With my limited knowledge of Boost ASIO, I would never be able to come up with this solution myself. However, I believe this template code should be shown somewhere in Boost Beast or Boost ASIO documentation, especially Boost Beast. Even to this day, I haven’t fully understood the code itself.
The most important thing is that we can put whatever task in the passed std::shared_future, or even without the need to use std::future. For example, we can put any normal function that returns a value to the result variable.
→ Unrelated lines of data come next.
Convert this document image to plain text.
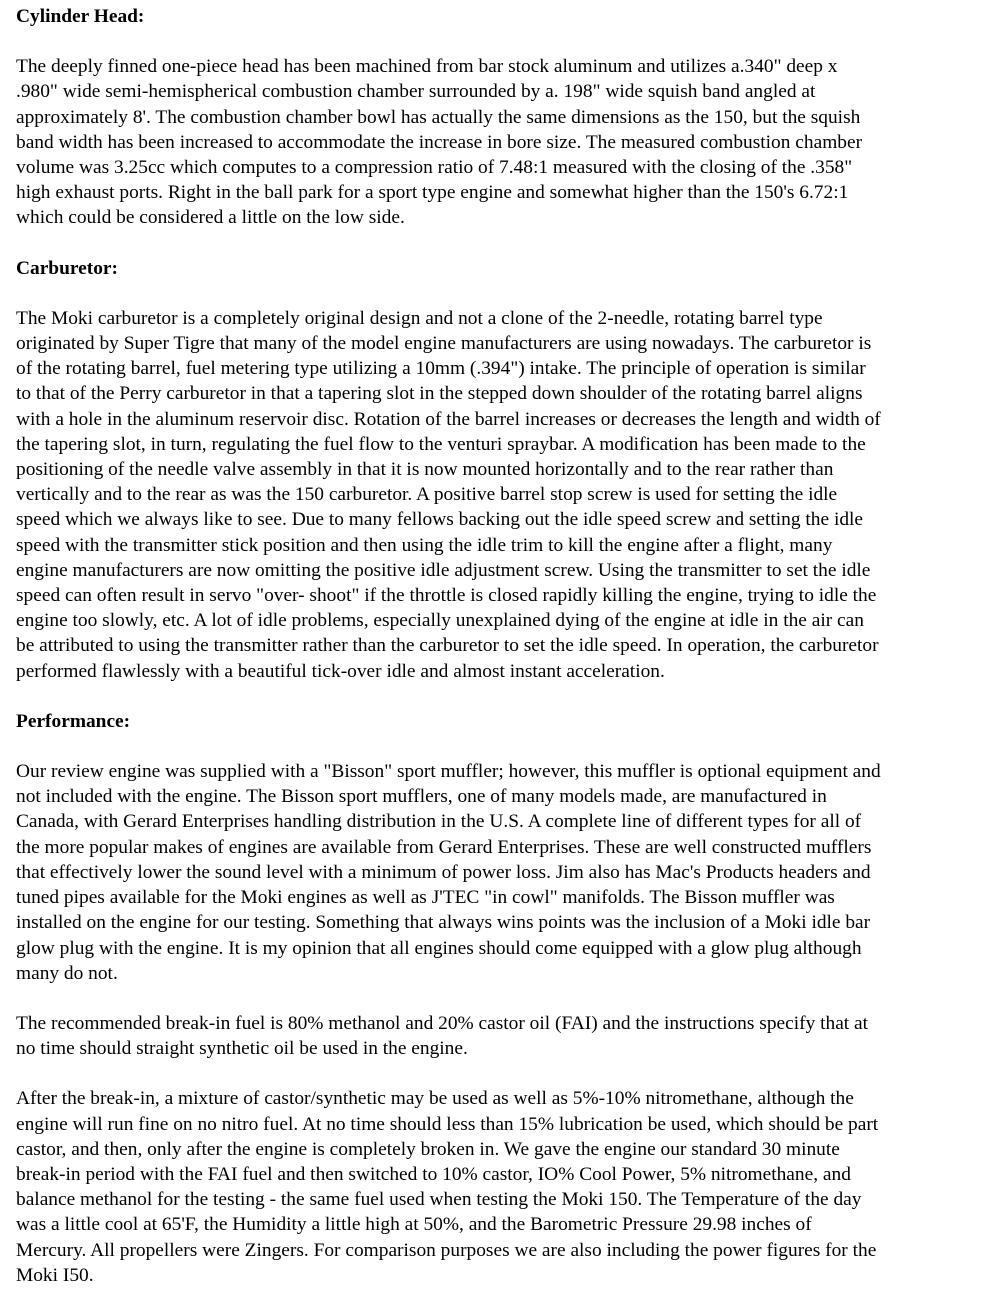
Cylinder Head:
The deeply finned one-piece head has been machined from bar stock aluminum and utilizes a.340" deep x
.980" wide semi-hemispherical combustion chamber surrounded by a. 198" wide squish band angled at
approximately 8'. The combustion chamber bowl has actually the same dimensions as the 150, but the squish
band width has been increased to accommodate the increase in bore size. The measured combustion chamber
volume was 3.25cc which computes to a compression ratio of 7.48:1 measured with the closing of the .358"
high exhaust ports. Right in the ball park for a sport type engine and somewhat higher than the 150's 6.72:1
which could be considered a little on the low side.
Carburetor:
The Moki carburetor is a completely original design and not a clone of the 2-needle, rotating barrel type
originated by Super Tigre that many of the model engine manufacturers are using nowadays. The carburetor is
of the rotating barrel, fuel metering type utilizing a 10mm (.394") intake. The principle of operation is similar
to that of the Perry carburetor in that a tapering slot in the stepped down shoulder of the rotating barrel aligns
with a hole in the aluminum reservoir disc. Rotation of the barrel increases or decreases the length and width of
the tapering slot, in turn, regulating the fuel flow to the venturi spraybar. A modification has been made to the
positioning of the needle valve assembly in that it is now mounted horizontally and to the rear rather than
vertically and to the rear as was the 150 carburetor. A positive barrel stop screw is used for setting the idle
speed which we always like to see. Due to many fellows backing out the idle speed screw and setting the idle
speed with the transmitter stick position and then using the idle trim to kill the engine after a flight, many
engine manufacturers are now omitting the positive idle adjustment screw. Using the transmitter to set the idle
speed can often result in servo "over- shoot" if the throttle is closed rapidly killing the engine, trying to idle the
engine too slowly, etc. A lot of idle problems, especially unexplained dying of the engine at idle in the air can
be attributed to using the transmitter rather than the carburetor to set the idle speed. In operation, the carburetor
performed flawlessly with a beautiful tick-over idle and almost instant acceleration.
Performance:
Our review engine was supplied with a "Bisson" sport muffler; however, this muffler is optional equipment and
not included with the engine. The Bisson sport mufflers, one of many models made, are manufactured in
Canada, with Gerard Enterprises handling distribution in the U.S. A complete line of different types for all of
the more popular makes of engines are available from Gerard Enterprises. These are well constructed mufflers
that effectively lower the sound level with a minimum of power loss. Jim also has Mac's Products headers and
tuned pipes available for the Moki engines as well as J'TEC "in cowl" manifolds. The Bisson muffler was
installed on the engine for our testing. Something that always wins points was the inclusion of a Moki idle bar
glow plug with the engine. It is my opinion that all engines should come equipped with a glow plug although
many do not.
The recommended break-in fuel is 80% methanol and 20% castor oil (FAI) and the instructions specify that at
no time should straight synthetic oil be used in the engine.
After the break-in, a mixture of castor/synthetic may be used as well as 5%-10% nitromethane, although the
engine will run fine on no nitro fuel. At no time should less than 15% lubrication be used, which should be part
castor, and then, only after the engine is completely broken in. We gave the engine our standard 30 minute
break-in period with the FAI fuel and then switched to 10% castor, IO% Cool Power, 5% nitromethane, and
balance methanol for the testing - the same fuel used when testing the Moki 150. The Temperature of the day
was a little cool at 65'F, the Humidity a little high at 50%, and the Barometric Pressure 29.98 inches of
Mercury. All propellers were Zingers. For comparison purposes we are also including the power figures for the
Moki I50.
Moreover, we should also be able to modify the return type int to other types by changing the second template argument of net::async_result and net::async_initiate. For example, from void(boost::system::error_code, int) to void(boost::system::error_code, std::vector<float>).
In conclusion, to create a custom async function on the Boost Beast WebSocket coroutine, we can write a template function that initiates an async task that utilises net::yield_context.